Rather than shop, I spent a rainy Black Friday at home catching up on my reading and came across an intriguing editorial in that day’s New York Times. Titled “False Alarms About a National Crime Wave,” the Times‘ editorial board provided detailed statistics indicating that, far from escalating, the trend in violent crime in America is in fact receding dramatically.
The Times article called the long-term trend “unmistakable,” adding that “the rate of violent crime, including murder, has been going down for a quarter-century, and is at its lowest in decades. On average, it is half of what it was in 1990, and in some places even lower.”
As a long-time resident of Memphis, a city that’s unfortunately known for its high crime rates, these observations piqued my interest, and sent me off into the ether to check out the FBI’s Uniform Crime Reports. It’s a simple task; they’re found at: https://www.fbi.gov/about-us/cjis/ucr/crime-in-the-u.s/. The reports date back to 1930, although the oldest one online is from 1995.

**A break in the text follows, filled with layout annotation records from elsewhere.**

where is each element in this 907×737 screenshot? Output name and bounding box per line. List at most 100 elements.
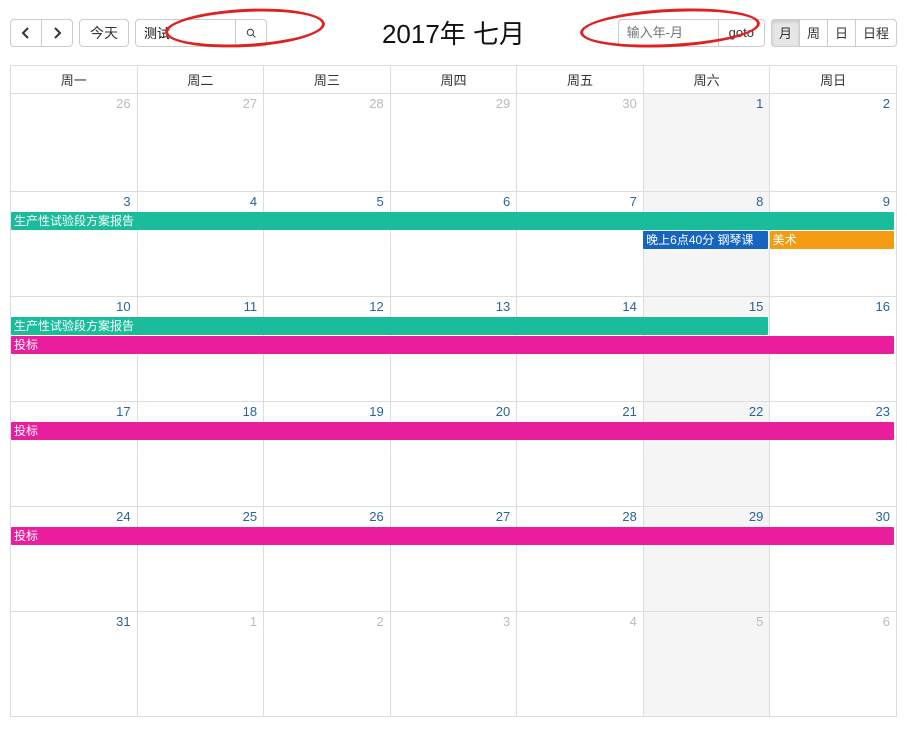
day-cell[interactable]: 26	[11, 94, 138, 192]
day-number: 19	[264, 402, 390, 421]
goto-input[interactable]	[618, 19, 718, 47]
day-number: 11	[138, 297, 264, 316]
view-switch: 月 周 日 日程	[771, 19, 897, 47]
day-cell[interactable]: 19	[264, 402, 391, 507]
calendar-event[interactable]: 美术	[770, 231, 894, 249]
day-number: 28	[264, 94, 390, 113]
today-button[interactable]: 今天	[79, 19, 129, 47]
day-number: 5	[264, 192, 390, 211]
day-number: 16	[770, 297, 896, 316]
day-number: 12	[264, 297, 390, 316]
weekday-header: 周二	[137, 66, 264, 94]
weekday-header: 周五	[517, 66, 644, 94]
day-cell[interactable]: 28	[264, 94, 391, 192]
search-button[interactable]	[235, 19, 267, 47]
day-cell[interactable]: 28	[517, 507, 644, 612]
day-cell[interactable]: 7	[517, 192, 644, 297]
day-number: 4	[517, 612, 643, 631]
day-number: 3	[11, 192, 137, 211]
day-number: 28	[517, 507, 643, 526]
day-cell[interactable]: 2	[770, 94, 897, 192]
day-number: 15	[644, 297, 770, 316]
view-month[interactable]: 月	[771, 19, 799, 47]
calendar-event[interactable]: 晚上6点40分 钢琴课	[643, 231, 767, 249]
day-cell[interactable]: 30	[770, 507, 897, 612]
day-number: 30	[770, 507, 896, 526]
weekday-header: 周四	[390, 66, 517, 94]
goto-button[interactable]: goto	[718, 19, 765, 47]
day-cell[interactable]: 31	[11, 612, 138, 717]
goto-group: goto	[618, 19, 765, 47]
calendar-event[interactable]: 投标	[11, 422, 894, 440]
search-icon	[246, 26, 256, 40]
day-cell[interactable]: 4	[137, 192, 264, 297]
day-cell[interactable]: 25	[137, 507, 264, 612]
day-cell[interactable]: 21	[517, 402, 644, 507]
weekday-header: 周日	[770, 66, 897, 94]
day-number: 23	[770, 402, 896, 421]
day-cell[interactable]: 24	[11, 507, 138, 612]
search-group	[135, 19, 267, 47]
day-cell[interactable]: 29	[643, 507, 770, 612]
day-number: 26	[11, 94, 137, 113]
day-number: 3	[391, 612, 517, 631]
day-cell[interactable]: 27	[390, 507, 517, 612]
day-cell[interactable]: 5	[643, 612, 770, 717]
day-cell[interactable]: 27	[137, 94, 264, 192]
day-number: 26	[264, 507, 390, 526]
day-number: 20	[391, 402, 517, 421]
view-agenda[interactable]: 日程	[855, 19, 897, 47]
day-number: 8	[644, 192, 770, 211]
calendar-event[interactable]: 生产性试验段方案报告	[11, 317, 768, 335]
day-number: 31	[11, 612, 137, 631]
day-cell[interactable]: 22	[643, 402, 770, 507]
calendar-wrap: 周一周二周三周四周五周六周日 2627282930123456789101112…	[10, 65, 897, 717]
day-number: 29	[644, 507, 770, 526]
day-cell[interactable]: 18	[137, 402, 264, 507]
day-number: 21	[517, 402, 643, 421]
weekday-header: 周六	[643, 66, 770, 94]
day-cell[interactable]: 4	[517, 612, 644, 717]
day-number: 2	[770, 94, 896, 113]
chevron-right-icon	[52, 27, 62, 39]
day-number: 6	[391, 192, 517, 211]
day-cell[interactable]: 17	[11, 402, 138, 507]
day-cell[interactable]: 30	[517, 94, 644, 192]
toolbar-right: goto 月 周 日 日程	[618, 19, 897, 47]
day-number: 14	[517, 297, 643, 316]
day-cell[interactable]: 23	[770, 402, 897, 507]
day-number: 5	[644, 612, 770, 631]
view-week[interactable]: 周	[799, 19, 827, 47]
calendar-event[interactable]: 生产性试验段方案报告	[11, 212, 894, 230]
day-number: 4	[138, 192, 264, 211]
day-cell[interactable]: 20	[390, 402, 517, 507]
weekday-header: 周一	[11, 66, 138, 94]
next-button[interactable]	[41, 19, 73, 47]
day-number: 22	[644, 402, 770, 421]
day-number: 7	[517, 192, 643, 211]
day-number: 10	[11, 297, 137, 316]
day-number: 18	[138, 402, 264, 421]
day-cell[interactable]: 3	[11, 192, 138, 297]
day-cell[interactable]: 6	[390, 192, 517, 297]
day-number: 6	[770, 612, 896, 631]
day-number: 2	[264, 612, 390, 631]
day-cell[interactable]: 5	[264, 192, 391, 297]
day-cell[interactable]: 29	[390, 94, 517, 192]
calendar-event[interactable]: 投标	[11, 336, 894, 354]
nav-buttons	[10, 19, 73, 47]
calendar-event[interactable]: 投标	[11, 527, 894, 545]
search-input[interactable]	[135, 19, 235, 47]
view-day[interactable]: 日	[827, 19, 855, 47]
calendar-title: 2017年 七月	[382, 14, 525, 51]
chevron-left-icon	[21, 27, 31, 39]
day-cell[interactable]: 26	[264, 507, 391, 612]
prev-button[interactable]	[10, 19, 41, 47]
day-cell[interactable]: 1	[137, 612, 264, 717]
day-cell[interactable]: 2	[264, 612, 391, 717]
day-cell[interactable]: 6	[770, 612, 897, 717]
weekday-header: 周三	[264, 66, 391, 94]
toolbar: 今天 2017年 七月 goto 月 周 日 日程	[10, 15, 897, 50]
day-cell[interactable]: 1	[643, 94, 770, 192]
day-cell[interactable]: 3	[390, 612, 517, 717]
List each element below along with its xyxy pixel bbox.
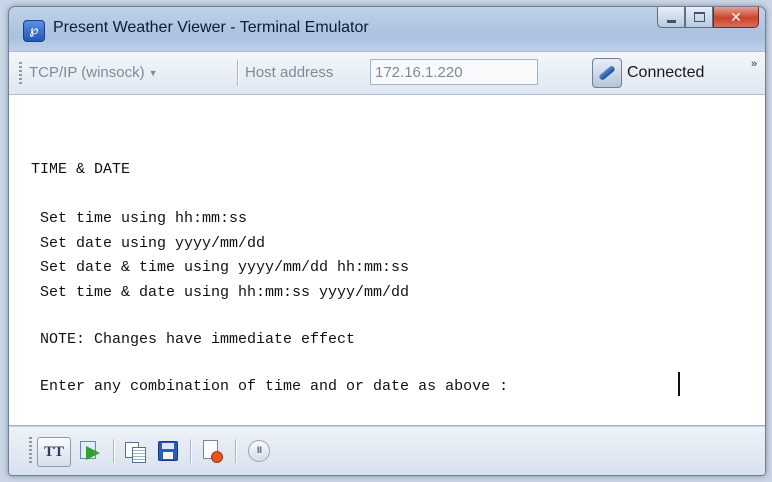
bottom-toolbar: TT II [9, 427, 765, 475]
connection-toolbar: TCP/IP (winsock)▼ Host address Connected… [9, 51, 765, 95]
toolbar-separator [237, 60, 239, 86]
send-arrow-icon [80, 441, 102, 461]
text-mode-button[interactable]: TT [37, 437, 71, 467]
toolbar-overflow-button[interactable]: » [751, 58, 757, 70]
pause-button[interactable]: II [245, 437, 273, 465]
save-icon [158, 441, 178, 461]
minimize-icon [666, 19, 676, 23]
terminal-line: TIME & DATE [31, 161, 131, 178]
copy-icon [124, 441, 146, 463]
text-cursor [678, 372, 680, 396]
toolbar-grip[interactable] [19, 62, 22, 84]
terminal-prompt-line: Enter any combination of time and or dat… [31, 378, 509, 395]
terminal-line: NOTE: Changes have immediate effect [31, 331, 356, 348]
connect-icon[interactable] [592, 58, 622, 88]
maximize-icon [693, 12, 705, 22]
record-icon [202, 440, 224, 463]
caption-buttons: ✕ [657, 7, 759, 29]
minimize-button[interactable] [657, 7, 685, 28]
host-address-label: Host address [245, 64, 334, 81]
window-title: Present Weather Viewer - Terminal Emulat… [53, 19, 369, 36]
send-button[interactable] [77, 437, 105, 465]
toolbar-separator [235, 439, 237, 463]
pause-icon: II [248, 440, 270, 462]
protocol-dropdown[interactable]: TCP/IP (winsock) ▼ [29, 64, 158, 81]
host-address-input[interactable] [370, 59, 538, 85]
terminal-line: Set date using yyyy/mm/dd [31, 235, 266, 252]
copy-button[interactable] [121, 437, 149, 465]
record-button[interactable] [199, 437, 227, 465]
terminal-screen[interactable]: TIME & DATE Set time using hh:mm:ss Set … [9, 95, 765, 426]
toolbar-separator [190, 439, 192, 463]
toolbar-grip[interactable] [29, 437, 32, 465]
close-button[interactable]: ✕ [713, 7, 759, 28]
close-icon: ✕ [730, 8, 742, 25]
connection-status: Connected [627, 64, 705, 81]
terminal-line: Set date & time using yyyy/mm/dd hh:mm:s… [31, 259, 410, 276]
chevron-down-icon: ▼ [148, 68, 158, 79]
maximize-button[interactable] [685, 7, 713, 28]
app-logo-icon[interactable]: ℘ [23, 20, 45, 42]
title-bar[interactable]: ℘ Present Weather Viewer - Terminal Emul… [9, 7, 765, 49]
terminal-line: Set time & date using hh:mm:ss yyyy/mm/d… [31, 284, 410, 301]
terminal-line: Set time using hh:mm:ss [31, 210, 248, 227]
save-button[interactable] [154, 437, 182, 465]
protocol-label: TCP/IP (winsock) [29, 64, 145, 81]
toolbar-separator [113, 439, 115, 463]
terminal-window: ℘ Present Weather Viewer - Terminal Emul… [8, 6, 766, 476]
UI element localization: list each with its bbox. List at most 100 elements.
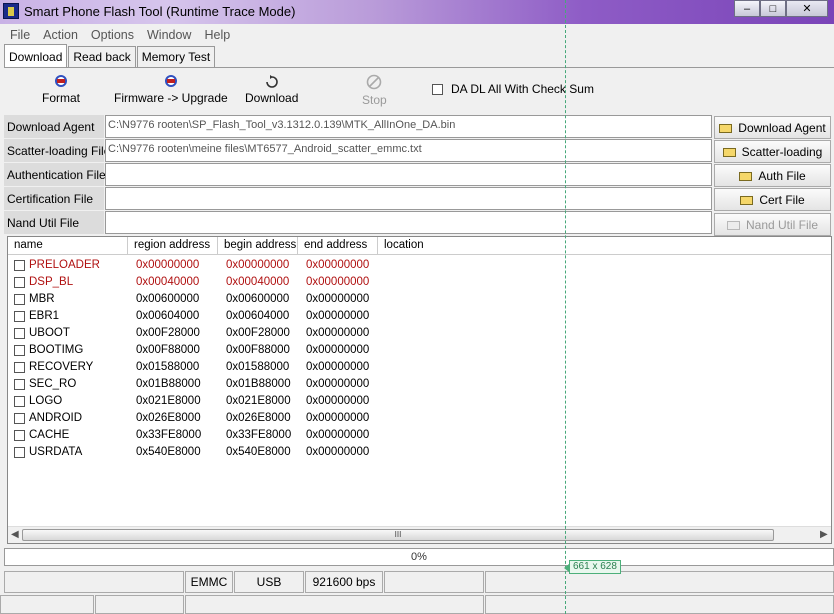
scatter-label: Scatter-loading File: [4, 139, 110, 162]
region-address: 0x00600000: [136, 293, 200, 305]
download-button[interactable]: Download: [245, 74, 298, 105]
column-header-end[interactable]: end address: [298, 237, 378, 255]
cert-row: Certification File: [4, 187, 712, 210]
minimize-button[interactable]: –: [734, 0, 760, 17]
download-agent-field[interactable]: C:\N9776 rooten\SP_Flash_Tool_v3.1312.0.…: [105, 115, 712, 138]
stop-button[interactable]: Stop: [362, 74, 387, 107]
row-checkbox[interactable]: [14, 311, 25, 322]
region-address: 0x01B88000: [136, 378, 201, 390]
table-row[interactable]: EBR1 0x00604000 0x00604000 0x00000000: [8, 308, 831, 325]
tab-download[interactable]: Download: [4, 44, 68, 67]
begin-address: 0x00600000: [226, 293, 290, 305]
table-row[interactable]: USRDATA 0x540E8000 0x540E8000 0x00000000: [8, 444, 831, 461]
horizontal-scrollbar[interactable]: ◀ III ▶: [8, 526, 831, 543]
table-row[interactable]: RECOVERY 0x01588000 0x01588000 0x00000000: [8, 359, 831, 376]
row-checkbox[interactable]: [14, 430, 25, 441]
auth-label: Authentication File: [4, 163, 106, 186]
scatter-loading-button[interactable]: Scatter-loading: [714, 140, 831, 163]
row-checkbox[interactable]: [14, 328, 25, 339]
region-address: 0x00F88000: [136, 344, 200, 356]
partition-name: UBOOT: [29, 327, 70, 339]
table-row[interactable]: ANDROID 0x026E8000 0x026E8000 0x00000000: [8, 410, 831, 427]
nand-row: Nand Util File: [4, 211, 712, 234]
tab-memory-test[interactable]: Memory Test: [136, 46, 216, 67]
end-address: 0x00000000: [306, 310, 370, 322]
scroll-left-icon[interactable]: ◀: [11, 529, 19, 540]
folder-icon: [719, 124, 733, 133]
end-address: 0x00000000: [306, 361, 370, 373]
menu-action[interactable]: Action: [37, 25, 85, 45]
scatter-row: Scatter-loading File C:\N9776 rooten\mei…: [4, 139, 712, 162]
table-row[interactable]: MBR 0x00600000 0x00600000 0x00000000: [8, 291, 831, 308]
begin-address: 0x00F28000: [226, 327, 290, 339]
scatter-field[interactable]: C:\N9776 rooten\meine files\MT6577_Andro…: [105, 139, 712, 162]
firmware-upgrade-button[interactable]: Firmware -> Upgrade: [114, 74, 228, 105]
row-checkbox[interactable]: [14, 362, 25, 373]
table-row[interactable]: CACHE 0x33FE8000 0x33FE8000 0x00000000: [8, 427, 831, 444]
folder-icon: [722, 148, 736, 157]
table-row[interactable]: UBOOT 0x00F28000 0x00F28000 0x00000000: [8, 325, 831, 342]
nand-util-button[interactable]: Nand Util File: [714, 213, 831, 236]
format-icon: [55, 75, 67, 87]
column-header-region[interactable]: region address: [128, 237, 218, 255]
app-icon: [3, 3, 19, 19]
status-cell-empty: [485, 595, 834, 614]
maximize-button[interactable]: □: [760, 0, 786, 17]
da-checksum-checkbox[interactable]: [432, 83, 443, 95]
auth-field[interactable]: [105, 163, 712, 186]
auth-row: Authentication File: [4, 163, 712, 186]
menu-options[interactable]: Options: [85, 25, 141, 45]
nand-label: Nand Util File: [4, 211, 104, 234]
cert-field[interactable]: [105, 187, 712, 210]
folder-icon: [739, 172, 753, 181]
download-label: Download: [245, 91, 299, 105]
window-title: Smart Phone Flash Tool (Runtime Trace Mo…: [24, 4, 296, 19]
row-checkbox[interactable]: [14, 294, 25, 305]
scroll-right-icon[interactable]: ▶: [820, 529, 828, 540]
da-checksum-option[interactable]: DA DL All With Check Sum: [432, 82, 594, 96]
partition-name: RECOVERY: [29, 361, 94, 373]
status-storage: EMMC: [185, 571, 233, 593]
toolbar: Format Firmware -> Upgrade Download Stop…: [4, 68, 834, 112]
column-header-location[interactable]: location: [378, 237, 831, 255]
table-row[interactable]: LOGO 0x021E8000 0x021E8000 0x00000000: [8, 393, 831, 410]
download-agent-row: Download Agent C:\N9776 rooten\SP_Flash_…: [4, 115, 712, 138]
row-checkbox[interactable]: [14, 379, 25, 390]
row-checkbox[interactable]: [14, 447, 25, 458]
begin-address: 0x33FE8000: [226, 429, 292, 441]
partition-name: DSP_BL: [29, 276, 74, 288]
table-row[interactable]: BOOTIMG 0x00F88000 0x00F88000 0x00000000: [8, 342, 831, 359]
menu-help[interactable]: Help: [198, 25, 237, 45]
menu-file[interactable]: File: [4, 25, 37, 45]
download-agent-button[interactable]: Download Agent: [714, 116, 831, 139]
column-header-begin[interactable]: begin address: [218, 237, 298, 255]
firmware-upgrade-icon: [164, 75, 177, 87]
table-row[interactable]: SEC_RO 0x01B88000 0x01B88000 0x00000000: [8, 376, 831, 393]
tab-read-back[interactable]: Read back: [68, 46, 136, 67]
region-address: 0x021E8000: [136, 395, 201, 407]
menu-window[interactable]: Window: [141, 25, 198, 45]
row-checkbox[interactable]: [14, 396, 25, 407]
format-button[interactable]: Format: [42, 74, 80, 105]
firmware-upgrade-label: Firmware -> Upgrade: [114, 91, 228, 105]
table-row[interactable]: DSP_BL 0x00040000 0x00040000 0x00000000: [8, 274, 831, 291]
close-button[interactable]: ✕: [786, 0, 828, 17]
column-header-name[interactable]: name: [8, 237, 128, 255]
da-checksum-label: DA DL All With Check Sum: [451, 82, 594, 96]
cert-file-button[interactable]: Cert File: [714, 188, 831, 211]
nand-field[interactable]: [105, 211, 712, 234]
row-checkbox[interactable]: [14, 345, 25, 356]
scroll-thumb[interactable]: III: [22, 529, 774, 541]
row-checkbox[interactable]: [14, 260, 25, 271]
begin-address: 0x026E8000: [226, 412, 291, 424]
title-bar: Smart Phone Flash Tool (Runtime Trace Mo…: [0, 0, 834, 24]
end-address: 0x00000000: [306, 429, 370, 441]
auth-file-button[interactable]: Auth File: [714, 164, 831, 187]
download-agent-label: Download Agent: [4, 115, 104, 138]
row-checkbox[interactable]: [14, 413, 25, 424]
table-row[interactable]: PRELOADER 0x00000000 0x00000000 0x00000000: [8, 257, 831, 274]
row-checkbox[interactable]: [14, 277, 25, 288]
status-cell-empty: [485, 571, 834, 593]
download-agent-button-label: Download Agent: [738, 121, 826, 135]
partition-name: USRDATA: [29, 446, 83, 458]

I decided to do a two-decade comparison. Despite what critics sometimes say, the FBI’s numbers do seem quite “uniform” for every metro area in the country, comparing as they do apples to apples in a dozen well-defined crime categories. So I pulled up the detailed numbers for the Memphis metro area in 1995 and compared them with the same numbers 18 years later — in 2013 — the latest full year for which FBI statistics are available.
Those numbers speak volumes about what’s actually been happening here, suggesting that there’s something of a silver lining to our local crime cloud. Here are a few of the most interesting statistics:
• The Memphis Metropolitan Statistical Area (MSA) had a population of 1,072,051 in 1995; in 2013 there were 1,347,803 of us. That’s a 26 percent increase.
• Despite the fact that we had 26 percent more people in 2013 than 1995, the total number of violent crimes committed annually remained just about the same over this 18-year period: 13,432 in 1995, 13,389 in 2013.
• The murder rate in the Memphis MSA declined by 35 percent, from 214 in 1995 to 139 in 2013. Rapes declined similarly, from 937 in 1995 to 617 in 2013.
• Property crimes dropped 24 percent, from 74,042 (1995) to 56,471 (2013), while motor-vehicle theft fell from 16,263 (1995) to 3,517 (2013), a remarkable 78-percent decline.
These numbers suggest, pretty convincingly, that Memphis today is in fact a safer place than the Memphis of the mid-1990s. More importantly, this downward trend has occurred all while our metro-area population has grown over 26 percent over the past two decades. Even in our “worst” categories, the crime stats for our now-more-populous area have stayed roughly the same, in raw-number terms.
Now let’s face it: Memphis’ crime numbers, like those of similarly poor Southern cities, are still pretty miserable, overall, when compared to more prosperous places like Boston or Seattle, cities whose murder rates, for example, are one-fourth of ours. But there seems to be no question that we are a decidedly safer place than we used to be. And while it certainly is premature to declare victory in the war against crime, we should not ignore the fact that the overall trend in regard to crime in the Mid-South is positive, not negative.
Mark Twain once said there are three kinds of lies: “Lies, damned lies, and statistics.” But sometimes statistics, however drab, represent indisputable facts. In 1995, the Memphis metro area endured 214 murders; in 2013, we had “only” 138. Of course, a single murder any year in Memphis is one murder too many. But does a 35 percent drop in your city’s murder rate indicate that the city is being engulfed by an all-new tidal wave of local crime?
I think not. As a community, we should start by remembering to allow our discussions about crime to be guided as much as possible by factual information, not by uninformed opinion that occasionally borders on hysteria. Blind hogs may get lucky occasionally, but they rarely find acorns.
Kenneth Neill is the Publisher/CEO of Contemporary Media, Inc., the parent company of The Memphis Flyer.